Just when I had almost forgotten how much Amy annoyed me when series 5 first began, along comes The Forgotten Army by Brian Minchin. To me, this story had the least appealing hook of the first three eleventh Doctor books. Sure a giant frozen mammoth coming back to life in a New York museum is a bit interesting, but didn’t have the same draw to me as Apollo 23 or Night of the Humans did. Was there enough here to save the book from a dose of obnoxious Amy? Read on and find out.

the forgotten army coverThe story begins with a frozen white mammoth hawing out and seemingly coming back to life in the middle of a busy New York museum. The Doctor and Amy are on hand to investigate this very peculiar incident. How is it possible for a mammoth to still be alive and kicking? That’s the big mystery of the story. Let’s just say that eventually the plot involves an invading alien army and a plan to make most of New York’s population slaves in an alien mine. And did I mention that the alien army is about the size of a toy soldier?

When I put it that way, it does sound a bit interesting doesn’t it? Maybe that is why I did eventually end up enjoying this story. As with most of these Who books, it had likable supporting characters and disgusting villains. We get to see the Doctor and Amy being put in a few unique positions and environments, all while maintaining the same character traits we’ve seen from them in the show.

Unfortunately, those traits are part of what I didn’t like about this book. Early on in Series 5, Amy was especially obnoxious about not listening to the Doctor and treating him like she was better than him. The same seems to be the case here. The story takes place early on in their relationship and Amy is going out of her way to try and bring the Doctor down to her level. Through the written medium we are given a little peek into the thought processes of Amy Pond, and it just confirms what I thought of her all along. She treats him like he should be bowing down to her because she’s so magnificent. Well, in my opinion, she’s not all that.

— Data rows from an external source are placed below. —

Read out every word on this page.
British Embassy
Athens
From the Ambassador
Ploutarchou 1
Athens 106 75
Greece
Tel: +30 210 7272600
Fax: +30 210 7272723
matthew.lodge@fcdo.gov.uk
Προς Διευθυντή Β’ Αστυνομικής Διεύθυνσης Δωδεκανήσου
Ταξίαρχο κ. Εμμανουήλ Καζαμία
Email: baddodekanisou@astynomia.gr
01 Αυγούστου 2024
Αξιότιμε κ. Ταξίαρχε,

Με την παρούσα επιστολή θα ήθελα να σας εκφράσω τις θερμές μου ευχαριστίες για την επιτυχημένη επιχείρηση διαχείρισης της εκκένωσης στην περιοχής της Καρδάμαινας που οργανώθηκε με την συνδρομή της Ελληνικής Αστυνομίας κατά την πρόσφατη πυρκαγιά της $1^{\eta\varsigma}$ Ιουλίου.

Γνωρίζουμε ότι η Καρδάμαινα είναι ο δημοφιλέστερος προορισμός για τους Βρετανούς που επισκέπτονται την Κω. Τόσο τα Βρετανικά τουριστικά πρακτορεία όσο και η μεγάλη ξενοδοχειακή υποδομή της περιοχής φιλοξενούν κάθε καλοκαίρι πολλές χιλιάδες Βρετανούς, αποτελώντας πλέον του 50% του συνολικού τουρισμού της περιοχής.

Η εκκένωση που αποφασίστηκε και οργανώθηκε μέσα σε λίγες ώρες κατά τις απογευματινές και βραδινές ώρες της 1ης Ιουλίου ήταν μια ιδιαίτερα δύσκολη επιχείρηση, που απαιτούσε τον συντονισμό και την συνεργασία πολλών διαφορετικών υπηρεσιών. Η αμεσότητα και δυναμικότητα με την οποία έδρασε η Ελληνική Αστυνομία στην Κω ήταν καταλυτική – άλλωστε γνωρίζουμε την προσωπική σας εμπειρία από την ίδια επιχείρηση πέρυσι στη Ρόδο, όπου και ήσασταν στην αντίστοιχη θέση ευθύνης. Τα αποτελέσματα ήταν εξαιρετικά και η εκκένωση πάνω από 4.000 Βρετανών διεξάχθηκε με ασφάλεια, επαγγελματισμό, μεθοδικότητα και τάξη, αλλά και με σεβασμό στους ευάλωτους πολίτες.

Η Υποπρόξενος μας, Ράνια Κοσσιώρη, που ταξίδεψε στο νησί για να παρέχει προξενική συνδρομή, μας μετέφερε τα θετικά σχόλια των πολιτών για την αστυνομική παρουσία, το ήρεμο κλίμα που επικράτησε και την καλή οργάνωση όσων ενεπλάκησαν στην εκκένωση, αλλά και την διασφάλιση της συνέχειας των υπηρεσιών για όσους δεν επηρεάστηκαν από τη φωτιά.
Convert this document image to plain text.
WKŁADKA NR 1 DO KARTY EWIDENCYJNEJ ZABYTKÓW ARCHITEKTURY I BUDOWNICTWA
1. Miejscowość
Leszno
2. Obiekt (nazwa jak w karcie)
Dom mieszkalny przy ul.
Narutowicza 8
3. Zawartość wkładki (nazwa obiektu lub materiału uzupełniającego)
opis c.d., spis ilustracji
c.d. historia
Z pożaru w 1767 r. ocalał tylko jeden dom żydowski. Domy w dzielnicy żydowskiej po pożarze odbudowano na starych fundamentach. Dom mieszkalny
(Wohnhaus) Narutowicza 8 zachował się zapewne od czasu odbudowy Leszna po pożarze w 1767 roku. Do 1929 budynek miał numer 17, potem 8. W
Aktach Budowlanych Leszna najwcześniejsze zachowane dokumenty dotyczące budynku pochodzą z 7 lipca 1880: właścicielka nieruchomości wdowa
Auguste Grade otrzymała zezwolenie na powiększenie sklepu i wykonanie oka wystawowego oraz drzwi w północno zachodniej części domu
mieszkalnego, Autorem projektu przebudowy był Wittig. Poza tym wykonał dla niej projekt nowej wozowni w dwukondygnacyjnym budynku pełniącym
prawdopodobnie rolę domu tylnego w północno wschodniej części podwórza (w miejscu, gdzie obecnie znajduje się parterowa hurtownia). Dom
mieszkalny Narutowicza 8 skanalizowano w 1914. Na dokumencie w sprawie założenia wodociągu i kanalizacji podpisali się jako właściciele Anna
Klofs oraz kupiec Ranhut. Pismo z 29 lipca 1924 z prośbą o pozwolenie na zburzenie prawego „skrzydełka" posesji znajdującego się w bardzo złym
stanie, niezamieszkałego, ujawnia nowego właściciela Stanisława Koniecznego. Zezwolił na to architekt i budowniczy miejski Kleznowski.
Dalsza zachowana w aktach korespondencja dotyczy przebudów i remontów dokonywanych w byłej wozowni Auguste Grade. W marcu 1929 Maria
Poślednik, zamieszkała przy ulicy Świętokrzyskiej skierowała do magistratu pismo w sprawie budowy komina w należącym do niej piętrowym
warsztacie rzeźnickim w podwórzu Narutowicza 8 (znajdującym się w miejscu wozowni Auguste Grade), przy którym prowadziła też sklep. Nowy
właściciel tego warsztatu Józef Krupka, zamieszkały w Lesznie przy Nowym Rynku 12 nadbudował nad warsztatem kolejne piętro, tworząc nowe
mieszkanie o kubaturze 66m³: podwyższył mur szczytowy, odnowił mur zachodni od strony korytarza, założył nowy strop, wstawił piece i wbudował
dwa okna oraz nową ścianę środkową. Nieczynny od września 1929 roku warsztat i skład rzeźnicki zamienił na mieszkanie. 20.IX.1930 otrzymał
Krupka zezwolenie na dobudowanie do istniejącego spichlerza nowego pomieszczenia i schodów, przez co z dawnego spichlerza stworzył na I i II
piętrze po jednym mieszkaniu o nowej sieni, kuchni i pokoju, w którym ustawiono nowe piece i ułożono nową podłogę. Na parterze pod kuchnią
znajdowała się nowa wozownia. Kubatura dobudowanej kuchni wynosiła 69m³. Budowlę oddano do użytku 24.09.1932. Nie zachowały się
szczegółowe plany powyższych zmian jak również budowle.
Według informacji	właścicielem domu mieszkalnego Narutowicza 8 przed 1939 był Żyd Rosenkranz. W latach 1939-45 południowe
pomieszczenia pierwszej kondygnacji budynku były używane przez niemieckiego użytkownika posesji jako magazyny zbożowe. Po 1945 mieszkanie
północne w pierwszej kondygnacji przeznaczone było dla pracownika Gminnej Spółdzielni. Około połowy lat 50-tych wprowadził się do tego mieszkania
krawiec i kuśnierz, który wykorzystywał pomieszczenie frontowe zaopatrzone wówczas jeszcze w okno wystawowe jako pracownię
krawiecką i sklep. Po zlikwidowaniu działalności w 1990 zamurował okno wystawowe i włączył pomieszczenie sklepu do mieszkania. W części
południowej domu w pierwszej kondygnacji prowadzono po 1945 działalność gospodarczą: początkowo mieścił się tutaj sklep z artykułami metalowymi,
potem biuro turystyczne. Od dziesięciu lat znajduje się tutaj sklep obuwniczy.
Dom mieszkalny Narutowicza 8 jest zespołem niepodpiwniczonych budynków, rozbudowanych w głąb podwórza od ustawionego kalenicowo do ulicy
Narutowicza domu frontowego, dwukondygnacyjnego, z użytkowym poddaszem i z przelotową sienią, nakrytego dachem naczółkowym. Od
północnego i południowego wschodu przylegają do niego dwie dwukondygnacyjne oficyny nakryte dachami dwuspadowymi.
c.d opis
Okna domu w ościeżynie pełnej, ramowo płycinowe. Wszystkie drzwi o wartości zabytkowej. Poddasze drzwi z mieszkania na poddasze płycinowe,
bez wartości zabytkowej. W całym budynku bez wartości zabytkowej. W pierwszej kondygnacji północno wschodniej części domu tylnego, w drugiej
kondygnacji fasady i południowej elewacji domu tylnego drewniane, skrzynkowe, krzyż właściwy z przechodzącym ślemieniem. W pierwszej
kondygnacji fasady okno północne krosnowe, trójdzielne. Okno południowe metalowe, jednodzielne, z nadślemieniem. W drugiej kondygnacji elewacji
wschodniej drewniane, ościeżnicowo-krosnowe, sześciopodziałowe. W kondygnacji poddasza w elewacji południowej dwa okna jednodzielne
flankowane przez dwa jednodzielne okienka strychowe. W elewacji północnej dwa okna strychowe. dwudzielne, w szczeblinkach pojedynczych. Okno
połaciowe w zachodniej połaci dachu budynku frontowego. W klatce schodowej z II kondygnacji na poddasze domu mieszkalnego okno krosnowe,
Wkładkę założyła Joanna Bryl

My personal gripes about Amy aside, if you’re one of the ones that adore her, then you will probably enjoy this book. Because we get to see Amy’s thought processes, you do gain plenty of insight into her character, as well as her and the Doctor’s relationship. She gets a chance to contribute to saving the day, and you get to see what motivates her to get involved and try to one up the Doctor. Like all of these BBC books, nothing that happens here really impacts or changes events in the show, but it is nice to have that little extra background.

So all in all, I can’t say that this was my favorite Doctor Who book, but there is plenty here to entertain, and maybe tide you over through the long months until the Christmas Special.